Legends Of The Game?
As I said yesterday,it’s good to be a Tim. More accurately perhaps,good to be a Celtic supporter. Four years ago,the citizens of Lisbon could not believe that around 7000 of us descended on their city despite the fact that there wasn’t a game on.
Just like fifty years before,not an arrest. Same in Seville with nearly 100,000 of us,no trouble at all.
We take our love of the club wherever we feel like it,and we wear that like a badge of honour. Not even a need for self-policing usually,though it is becoming a worrying trend.
But our influence on the game goes back a lot longer than the events above,and a lot deeper too. Many of us will be aware of the story of Johnny Madden because of the lustrous wordsmithery of BROGAN ROGAN TREVINO AND HOGAN. He told the tale of the great man via a wee tale of Lubo signing for Dr Jo. If you haven’t read it,you should.
Johnny kicked the first ball for Celtic,played for us for a number of medal-laden years,then decided to moved to the Czech part of Austria-Hungary about 1905. He then turned Slavia Prague into a machine. To the extent that when the European clubs ran a competition in,erm,competition to the inaugural cup in 1930,Slavia were runners-up.
Johnny is known and respected to this day as the father of the game in his adopted country. A country that was known for its skill,even if there were few occasions when they could show that on the wider stage abroad.
So it was that I opened an article about another forgotten man who was pivotal in the foundation of the game in not one,but two,nearby countries. And at just about the same time. Altough the article was about an administrator called Mr Shires,the name that jumped out at me in that article was Jimmy Hogan. I’ll post it a link to that later,but here’s one via CELTICWIKI.
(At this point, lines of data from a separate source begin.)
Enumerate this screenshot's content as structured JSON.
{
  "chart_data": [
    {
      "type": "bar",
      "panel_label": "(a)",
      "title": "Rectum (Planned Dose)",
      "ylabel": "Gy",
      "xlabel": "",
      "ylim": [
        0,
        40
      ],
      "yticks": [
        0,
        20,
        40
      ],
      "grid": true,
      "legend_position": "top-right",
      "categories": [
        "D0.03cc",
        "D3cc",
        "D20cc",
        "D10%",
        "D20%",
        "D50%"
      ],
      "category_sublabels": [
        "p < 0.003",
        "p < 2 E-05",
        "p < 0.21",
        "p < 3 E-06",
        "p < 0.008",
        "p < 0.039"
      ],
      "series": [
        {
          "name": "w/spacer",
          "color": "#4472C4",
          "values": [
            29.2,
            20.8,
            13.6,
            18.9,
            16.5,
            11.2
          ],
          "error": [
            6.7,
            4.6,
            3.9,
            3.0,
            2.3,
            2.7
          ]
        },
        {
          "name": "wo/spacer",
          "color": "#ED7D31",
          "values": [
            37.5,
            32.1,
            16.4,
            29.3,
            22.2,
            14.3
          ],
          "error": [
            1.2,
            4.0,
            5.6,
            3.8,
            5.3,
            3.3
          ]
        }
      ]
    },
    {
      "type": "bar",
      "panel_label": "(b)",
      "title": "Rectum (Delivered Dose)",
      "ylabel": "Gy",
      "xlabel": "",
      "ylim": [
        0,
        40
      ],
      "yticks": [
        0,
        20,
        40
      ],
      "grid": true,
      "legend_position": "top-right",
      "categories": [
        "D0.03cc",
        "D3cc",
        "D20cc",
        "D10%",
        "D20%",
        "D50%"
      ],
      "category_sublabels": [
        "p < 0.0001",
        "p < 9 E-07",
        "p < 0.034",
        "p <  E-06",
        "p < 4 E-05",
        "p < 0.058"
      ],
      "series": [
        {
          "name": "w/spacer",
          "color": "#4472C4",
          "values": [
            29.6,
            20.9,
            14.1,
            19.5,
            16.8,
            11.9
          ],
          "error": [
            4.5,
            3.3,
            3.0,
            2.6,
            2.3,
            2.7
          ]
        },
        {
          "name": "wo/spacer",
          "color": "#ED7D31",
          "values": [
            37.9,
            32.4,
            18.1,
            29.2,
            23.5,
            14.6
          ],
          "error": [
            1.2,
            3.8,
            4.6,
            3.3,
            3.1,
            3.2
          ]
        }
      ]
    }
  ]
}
Jimmy Hogan was doing in Austria and Hungary exactly the same as Johnny Madden had done a few years before. And anyone who knows their football-awright,anyone who got the Topical Times at Christmas and Shoot every week-knows that the interwar years showed Austria to be damnnear unbeatable,and that Hungary were not far behind them.
Even after the war.
So,Jimmy Hogan,why the article?
Jimmy was hired by Bob Kelly in 1948. He was 67yo by then,a good number even if he didn’t realise it at the time. It seems that a number of the players did not appreciate the different approach from Jimmy. We didn’t have internet then,so his legend would likely be unknown. But Tommy Docherty-infamous for his indiscipline!-adored him and listened. Indeed,he called him the best coach the world had ever seen.
Charlie Tully sat down and paid attention.
And so too did Bertie Peacock,Sean Fallon and…
Those last three in particular are known for finishing training and hitting a restaurant or café and talking tactics and strategy. Cruet sets,cups and saucers,anything was fair game. I wonder,reading back about the sadly unlamented Jimmy Hogan,just how much input he had to the thoughts of those three giants of our club.
My Dad calls the days before 1965 The Famine Years,and he certainly has a point. But there was a wee few glory days in the 50s. And I am pretty damn sure that they came from the people who listened to Jimmy Hogan.
Jock and Sean listened and learned. Like Alex Ferguson did with Jock,they did with Jimmy.
Jimmy Hogan is an afterthought in Celtic’s history. I genuinely believe he should be a legend.